Richmond does that in the Christmas season. the biggest light displays get reviewed by the newspaper and then the addresses are listed, and then there is the official Tacky lights Tour that you pay to go on, and it takes you to all the places. Oddly enough, it was featured on the Travel Channel! no kidding, they did a special on it last year haha


----------



## Terror Tom (Nov 3, 2008)

Nothing as cool as that around here. They're all a bunch of fuddy duddies around here.


----------



## ter_ran (Jan 14, 2006)

*None here bud, I only wish... But I guess my halloween has to make up for it!* Lol!


----------



## Gym Whourlfeld (Jan 22, 2003)

*Phantastic Idea!*

dEdmunton....
In this small village the realators have their work cut out for them because there are several "Haunted" haunted houses here perpetually "For Sale". So realators getting involved promoting halloween the way they are doing it is novel and potentually free advertising for the town and tourism in general.
My "Haunted", Haunted House has been haunted since at least 1925 and many things have happened here of a strange or unusual nature, as have many other houses here. 
One haunt theory has this possibly happening because the houses are built on top of a solid rock which acts like a psychic energy bank.
One house is empty again and for sale.
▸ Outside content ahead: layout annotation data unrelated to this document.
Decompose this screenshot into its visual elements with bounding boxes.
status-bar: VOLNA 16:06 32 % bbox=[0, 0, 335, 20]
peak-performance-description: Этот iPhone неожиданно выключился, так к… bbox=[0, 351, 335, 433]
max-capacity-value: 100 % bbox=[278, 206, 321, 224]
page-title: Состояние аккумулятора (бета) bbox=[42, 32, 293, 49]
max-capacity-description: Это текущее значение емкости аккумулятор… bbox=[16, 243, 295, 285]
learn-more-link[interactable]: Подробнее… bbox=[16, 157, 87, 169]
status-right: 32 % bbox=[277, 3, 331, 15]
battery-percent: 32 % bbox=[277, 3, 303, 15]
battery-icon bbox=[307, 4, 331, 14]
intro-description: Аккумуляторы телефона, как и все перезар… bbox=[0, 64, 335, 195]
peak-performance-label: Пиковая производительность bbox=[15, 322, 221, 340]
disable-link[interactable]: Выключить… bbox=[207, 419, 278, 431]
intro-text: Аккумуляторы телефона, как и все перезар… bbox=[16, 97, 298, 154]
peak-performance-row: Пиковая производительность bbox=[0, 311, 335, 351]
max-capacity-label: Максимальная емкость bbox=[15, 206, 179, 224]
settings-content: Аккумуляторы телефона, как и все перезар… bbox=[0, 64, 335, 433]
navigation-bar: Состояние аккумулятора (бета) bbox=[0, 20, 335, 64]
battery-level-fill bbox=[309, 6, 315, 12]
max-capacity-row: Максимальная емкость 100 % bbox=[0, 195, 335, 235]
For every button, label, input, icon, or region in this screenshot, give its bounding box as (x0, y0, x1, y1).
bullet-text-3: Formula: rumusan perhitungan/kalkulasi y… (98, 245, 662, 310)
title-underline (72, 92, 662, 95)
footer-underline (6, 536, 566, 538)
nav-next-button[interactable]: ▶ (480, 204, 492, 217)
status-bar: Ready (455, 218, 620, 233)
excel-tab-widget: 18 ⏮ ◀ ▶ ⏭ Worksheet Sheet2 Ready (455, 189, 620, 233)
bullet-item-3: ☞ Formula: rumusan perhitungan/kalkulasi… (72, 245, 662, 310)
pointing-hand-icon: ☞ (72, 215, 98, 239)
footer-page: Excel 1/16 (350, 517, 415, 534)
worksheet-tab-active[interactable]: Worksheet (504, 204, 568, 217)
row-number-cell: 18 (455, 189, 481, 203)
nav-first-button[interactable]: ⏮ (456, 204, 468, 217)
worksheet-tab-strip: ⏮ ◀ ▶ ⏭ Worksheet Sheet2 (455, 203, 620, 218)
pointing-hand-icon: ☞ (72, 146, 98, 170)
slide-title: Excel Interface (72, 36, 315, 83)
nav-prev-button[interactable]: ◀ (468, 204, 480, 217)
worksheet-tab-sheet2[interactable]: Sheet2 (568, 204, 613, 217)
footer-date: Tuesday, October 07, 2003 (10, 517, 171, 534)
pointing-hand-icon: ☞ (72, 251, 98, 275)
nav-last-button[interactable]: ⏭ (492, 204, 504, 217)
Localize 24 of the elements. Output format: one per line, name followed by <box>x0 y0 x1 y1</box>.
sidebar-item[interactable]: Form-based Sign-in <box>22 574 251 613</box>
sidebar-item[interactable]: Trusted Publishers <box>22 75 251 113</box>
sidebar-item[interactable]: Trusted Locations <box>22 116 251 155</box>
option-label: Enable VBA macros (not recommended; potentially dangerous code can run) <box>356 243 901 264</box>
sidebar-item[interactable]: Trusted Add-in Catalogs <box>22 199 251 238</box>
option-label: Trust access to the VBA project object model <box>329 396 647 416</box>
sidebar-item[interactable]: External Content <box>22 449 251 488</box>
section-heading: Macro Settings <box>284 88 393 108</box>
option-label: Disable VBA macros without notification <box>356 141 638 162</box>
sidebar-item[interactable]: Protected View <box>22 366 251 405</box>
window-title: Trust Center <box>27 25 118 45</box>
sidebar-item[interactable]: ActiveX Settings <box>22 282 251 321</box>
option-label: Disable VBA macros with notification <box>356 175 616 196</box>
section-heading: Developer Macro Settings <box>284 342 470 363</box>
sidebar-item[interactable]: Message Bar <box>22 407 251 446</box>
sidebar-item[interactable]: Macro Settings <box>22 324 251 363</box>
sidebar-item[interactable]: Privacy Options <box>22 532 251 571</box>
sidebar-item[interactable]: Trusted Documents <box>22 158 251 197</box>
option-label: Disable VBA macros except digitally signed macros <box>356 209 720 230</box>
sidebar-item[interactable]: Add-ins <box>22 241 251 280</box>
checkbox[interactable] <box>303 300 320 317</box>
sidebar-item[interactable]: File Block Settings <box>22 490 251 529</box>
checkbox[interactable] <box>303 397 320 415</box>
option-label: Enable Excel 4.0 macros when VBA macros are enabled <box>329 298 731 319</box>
The tuckpointer they hired saw a little girl with long blond hair wearing a baggy old-fashioned dress playing in the dirt beside the house when he returned from lunch, she said "Hi." to him, then vanished a few seconds later and the neighbors have seen her too!
The new owners will get a freshly tuckpointed house now.

A realator has taken as many as six people in to see a house only to have them all go running out the front door as very strange, loud noises come from the (empty) last room they just left.
Another time as the realator drove up to show a house the Mother said, "I'm not even getting out of the car, I've got bad vibes about this house!"
Her adult Daughter said, "Mother, you are So Foolish!" and went in to see the house.
As she and the salesperson stepped back out onto the porch and as the door was being locked a very loud series of knocks came from the other side of the door! (Empty house, remember?)
They both ran to the waiting car and Mother said, "See, I told you I had bad vibes about that house!"
Mount Carroll, Illinois, My Town.


----------



## Xane (Oct 13, 2010)

Nothing in my town, but I've been to St. Augustine, FL and gone on the ghost tour. They claim it's the most haunted place in the US. I think there's probably many other places (New Orleans, for one) that could make a better claim to that, but St. Augustine is more than creepy enough at night. It'd be really cool to have a Halloween event there.


----------